このような説から、持統天皇はやむなく即位したのではなく、初めから皇位に向けた政治的野心を持っていたのではないかと推測されています。

これらの逸話から持統天皇は『日本書紀』の人物像からかけ離れ、政治活動に積極的な性格で、かなり気の強い女性であったことが分かります。

なんだか、自身の権力を大いに使用した独裁者のような女性に見えてしまいます。

 

まとめ 持統天皇のドラマや映画や小説はある?

持統天皇の生い立ちや経歴、性格やエピソードのご紹介でした。

簡単にまとめると

  • 天智天皇の娘
  • 天武天皇と結婚し草壁皇子が誕生
  • 草壁皇子と夫・天武天皇と大田皇女の息子・大津皇子が後継者争いをしたため、大津皇子を排除
  • 第41代天皇となる
  • 政治活動に積極的な女性であった

持統天皇は夫・天武天皇亡きあと自身の息子・草壁皇子を次期天皇とさせるためにライバル関係であった血の繋がっていない息子・大津皇子を殺害し、それだけではなく孫・軽皇子を自身の後継者にすべく次期天皇有力候補であった高市皇子を殺害したとされています。

『日本書紀』には持統天皇は皇女ながら礼、節度、倹約を好み、落ち着いた女性で母親のように愛情深く寛大な性格であったと記されていますが、持統天皇の生涯を見てみると、真反対の政治活動に積極的非常に気の強い女性であったと感じます。
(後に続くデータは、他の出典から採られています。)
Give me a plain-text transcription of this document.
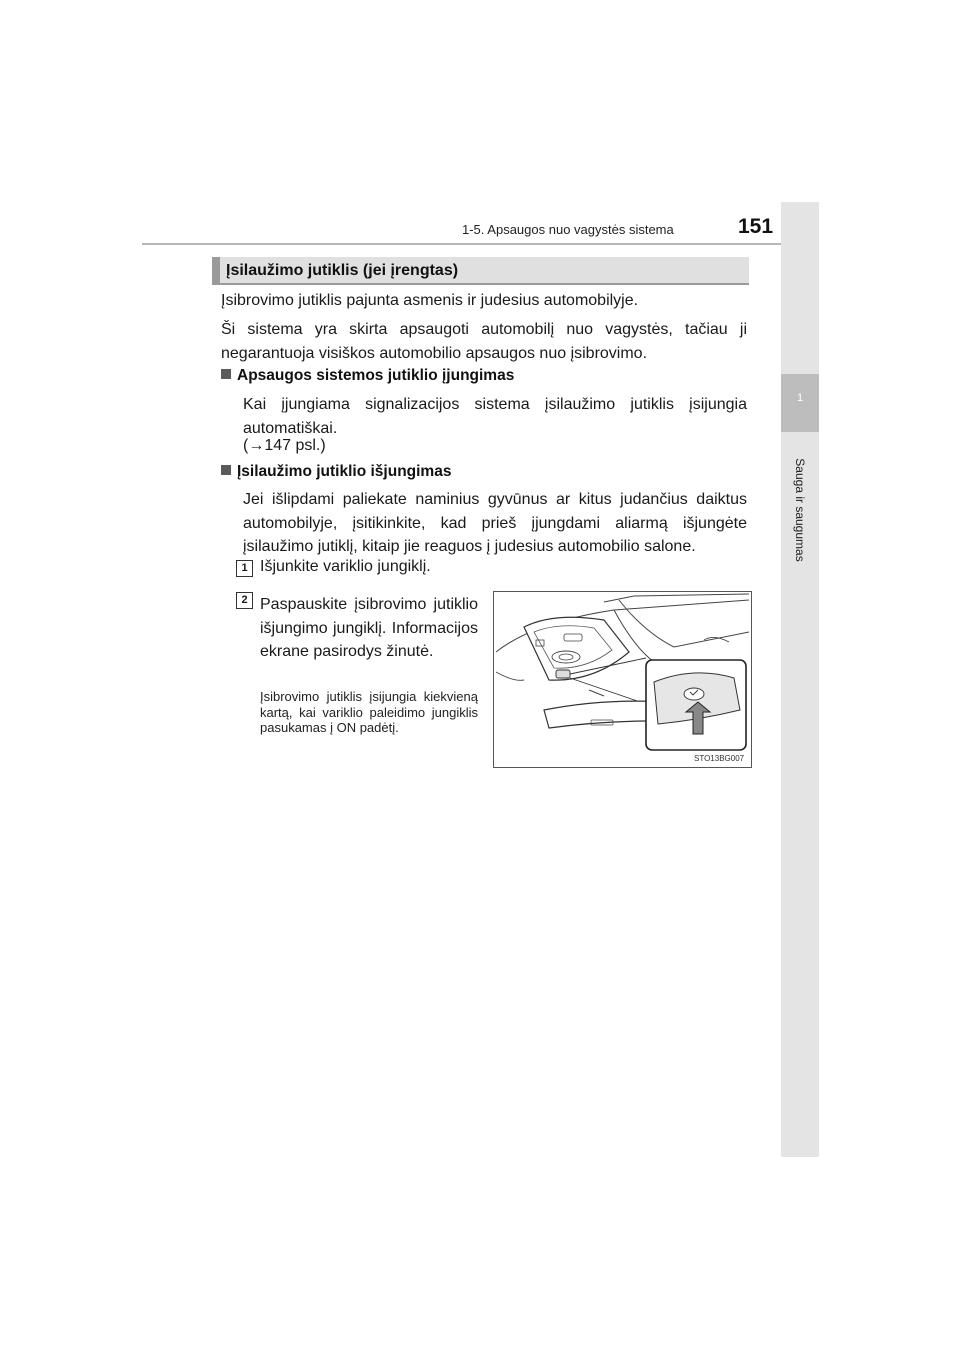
1-5. Apsaugos nuo vagystės sistema	151
1
Sauga ir saugumas
Įsilaužimo jutiklis (jei įrengtas)
Įsibrovimo jutiklis pajunta asmenis ir judesius automobilyje.
Ši sistema yra skirta apsaugoti automobilį nuo vagystės, tačiau ji negarantuoja visiškos automobilio apsaugos nuo įsibrovimo.
Apsaugos sistemos jutiklio įjungimas
Kai įjungiama signalizacijos sistema įsilaužimo jutiklis įsijungia automatiškai.
(→147 psl.)
Įsilaužimo jutiklio išjungimas
Jei išlipdami paliekate naminius gyvūnus ar kitus judančius daiktus automobilyje, įsitikinkite, kad prieš įjungdami aliarmą išjungėte įsilaužimo jutiklį, kitaip jie reaguos į judesius automobilio salone.
1 Išjunkite variklio jungiklį.
2 Paspauskite įsibrovimo jutiklio išjungimo jungiklį. Informacijos ekrane pasirodys žinutė.
Įsibrovimo jutiklis įsijungia kiekvieną kartą, kai variklio paleidimo jungiklis pasukamas į ON padėtį.
STO13BG007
そんな持統天皇が登場したドラマや映画は残念ながらありませんでしたが、

  • 里中満智子さんの漫画『天上の虹 持統天皇物語』
  • 小石房子さんの小説『鉄の女帝持統』
  • 三田誠広さんの小説『炎の女帝 持統天皇』
  • 坂東眞砂子さんの小説『朱鳥の陵』

に持統天皇は登場しています。

これを機に持統天皇に興味を持った方は漫画『天上の虹 持統天皇物語』、小説『鉄の女帝持統』『炎の女帝 持統天皇』『朱鳥の陵』を読んでみてください。

以上「持統天皇の性格や経歴、生い立ちやエピソード」のご紹介でした。